Mi padre, que tenía una panadería y recorría las colonias distribuyendo el pan con un carro tirado por caballos, sabía que los días viernes había que cargar la batería en el motor a diesel que hacía posible elaborar el pan, para escuchar los partidos el día domingo. Durante la semana había una cita inevitable a la hora de la leche: «El grito de Tarzán» en Radio Splendid convocaba a tomar la chocolatada Toddy a las 6 en punto.

En el reino de la imaginación, que la radio potenciaba, poco importaban los nombres de César Llanos, Mabel Landó, Oscar Rovito y Alfredo Navarrine que interpretaban a Tarzán, Juana, Tarzanito y el profesor Philander, porque ellos tenían vida propia. Los sonidos de la selva los producía la magia de Ernesto Catalán. La mona Chita y el elefante Tantor completaban el elenco.

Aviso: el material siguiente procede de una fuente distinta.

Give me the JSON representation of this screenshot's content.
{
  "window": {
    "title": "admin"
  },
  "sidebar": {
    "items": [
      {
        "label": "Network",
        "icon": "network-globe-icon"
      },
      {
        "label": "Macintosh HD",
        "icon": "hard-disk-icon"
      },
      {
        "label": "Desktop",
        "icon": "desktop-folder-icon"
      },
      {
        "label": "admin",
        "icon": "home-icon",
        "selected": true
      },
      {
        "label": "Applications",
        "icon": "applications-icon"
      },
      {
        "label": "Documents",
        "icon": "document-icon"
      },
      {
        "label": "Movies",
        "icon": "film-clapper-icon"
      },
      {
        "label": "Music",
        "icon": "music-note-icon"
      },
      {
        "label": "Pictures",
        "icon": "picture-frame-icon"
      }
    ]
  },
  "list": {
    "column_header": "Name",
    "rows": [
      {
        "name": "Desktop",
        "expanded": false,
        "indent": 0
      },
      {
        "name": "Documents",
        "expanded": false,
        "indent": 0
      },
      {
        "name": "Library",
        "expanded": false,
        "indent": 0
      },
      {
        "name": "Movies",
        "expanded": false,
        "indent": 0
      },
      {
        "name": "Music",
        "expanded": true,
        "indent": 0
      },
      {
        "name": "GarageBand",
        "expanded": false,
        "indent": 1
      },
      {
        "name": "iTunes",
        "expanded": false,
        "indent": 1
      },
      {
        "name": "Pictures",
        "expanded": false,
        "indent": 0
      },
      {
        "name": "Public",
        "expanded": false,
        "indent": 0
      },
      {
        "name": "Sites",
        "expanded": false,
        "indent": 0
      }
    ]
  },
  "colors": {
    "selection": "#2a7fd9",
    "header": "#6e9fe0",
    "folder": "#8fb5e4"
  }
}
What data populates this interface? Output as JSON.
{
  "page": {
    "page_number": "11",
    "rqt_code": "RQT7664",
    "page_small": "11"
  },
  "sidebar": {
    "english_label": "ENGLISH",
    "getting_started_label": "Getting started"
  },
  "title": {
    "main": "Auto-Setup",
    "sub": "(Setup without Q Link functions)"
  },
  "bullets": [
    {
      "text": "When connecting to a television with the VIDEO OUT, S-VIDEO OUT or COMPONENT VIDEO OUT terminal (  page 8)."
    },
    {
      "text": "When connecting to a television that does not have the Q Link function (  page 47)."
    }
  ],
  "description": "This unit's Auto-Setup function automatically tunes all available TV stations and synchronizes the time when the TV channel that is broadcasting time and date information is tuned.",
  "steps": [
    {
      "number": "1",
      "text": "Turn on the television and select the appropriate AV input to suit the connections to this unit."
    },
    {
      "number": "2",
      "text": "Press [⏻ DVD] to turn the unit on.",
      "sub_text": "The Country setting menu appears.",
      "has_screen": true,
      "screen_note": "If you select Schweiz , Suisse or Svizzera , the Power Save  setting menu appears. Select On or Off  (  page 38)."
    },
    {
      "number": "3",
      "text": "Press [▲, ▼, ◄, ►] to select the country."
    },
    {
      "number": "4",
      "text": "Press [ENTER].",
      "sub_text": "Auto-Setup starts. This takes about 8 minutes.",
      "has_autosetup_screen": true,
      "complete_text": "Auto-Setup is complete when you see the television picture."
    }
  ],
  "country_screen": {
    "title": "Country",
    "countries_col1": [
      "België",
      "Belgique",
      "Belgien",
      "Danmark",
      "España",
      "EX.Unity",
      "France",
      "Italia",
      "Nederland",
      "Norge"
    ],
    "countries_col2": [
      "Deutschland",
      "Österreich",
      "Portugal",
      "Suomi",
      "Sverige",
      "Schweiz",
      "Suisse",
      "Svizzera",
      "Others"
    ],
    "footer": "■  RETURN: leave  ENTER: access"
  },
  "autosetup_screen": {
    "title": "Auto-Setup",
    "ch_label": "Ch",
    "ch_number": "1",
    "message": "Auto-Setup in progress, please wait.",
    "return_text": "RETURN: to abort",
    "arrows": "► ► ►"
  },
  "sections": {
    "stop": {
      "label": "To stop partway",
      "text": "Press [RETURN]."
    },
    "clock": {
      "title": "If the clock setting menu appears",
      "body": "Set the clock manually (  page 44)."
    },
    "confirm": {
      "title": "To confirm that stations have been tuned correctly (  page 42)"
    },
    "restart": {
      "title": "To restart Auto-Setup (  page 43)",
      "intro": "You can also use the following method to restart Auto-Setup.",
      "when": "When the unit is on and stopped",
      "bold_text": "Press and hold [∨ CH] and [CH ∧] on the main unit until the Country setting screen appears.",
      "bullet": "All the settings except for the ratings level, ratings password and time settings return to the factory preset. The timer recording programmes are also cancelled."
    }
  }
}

Era el año del Libertador General San Martín. Los únicos privilegiados éramos los niños y en los carteles aparecía la consigna: «Perón cumple, Evita dignifica».

Pero si de lunes a viernes Tarzán era una cita impostergable y el sábado descansaba, el domingo aparecía otro Tarzán que entonces todavía se llamaba Amadeo Raúl Carrizo.

Con el correr de los años sólo su nombre alcanzaba para identificarlo. Era el Rey del Arco que por un día superaba al Rey de la Selva. Era el encargado de impedir que concluyera un domingo llorando y un lunes malhumorado.

En 1951 Racing obtuvo el tricampeonato, derrotando a Banfield. En la Argentina peronista, en el fútbol, los chicos, los equipos chicos, no eran privilegiados. Los campeonatos sólo eran para los grandes. A partir de allí, River ganó cinco sobre seis campeonatos. Las derrotas eran muy poco frecuentes. La superioridad era tan grande, que a veces para hacerlo más parejo, Alfredo Pérez, un marcador central de calidad exquisita que había llegado de Rosario Central, solía hacerle un gol en contra a Carrizo. Recuerdo un partido con Boca en que Alfredo hizo un gol en contra y luego incurrió en un penal y perdimos 2 a 1. Intenté suicidarme, claro que el arma involucrada era de juguete.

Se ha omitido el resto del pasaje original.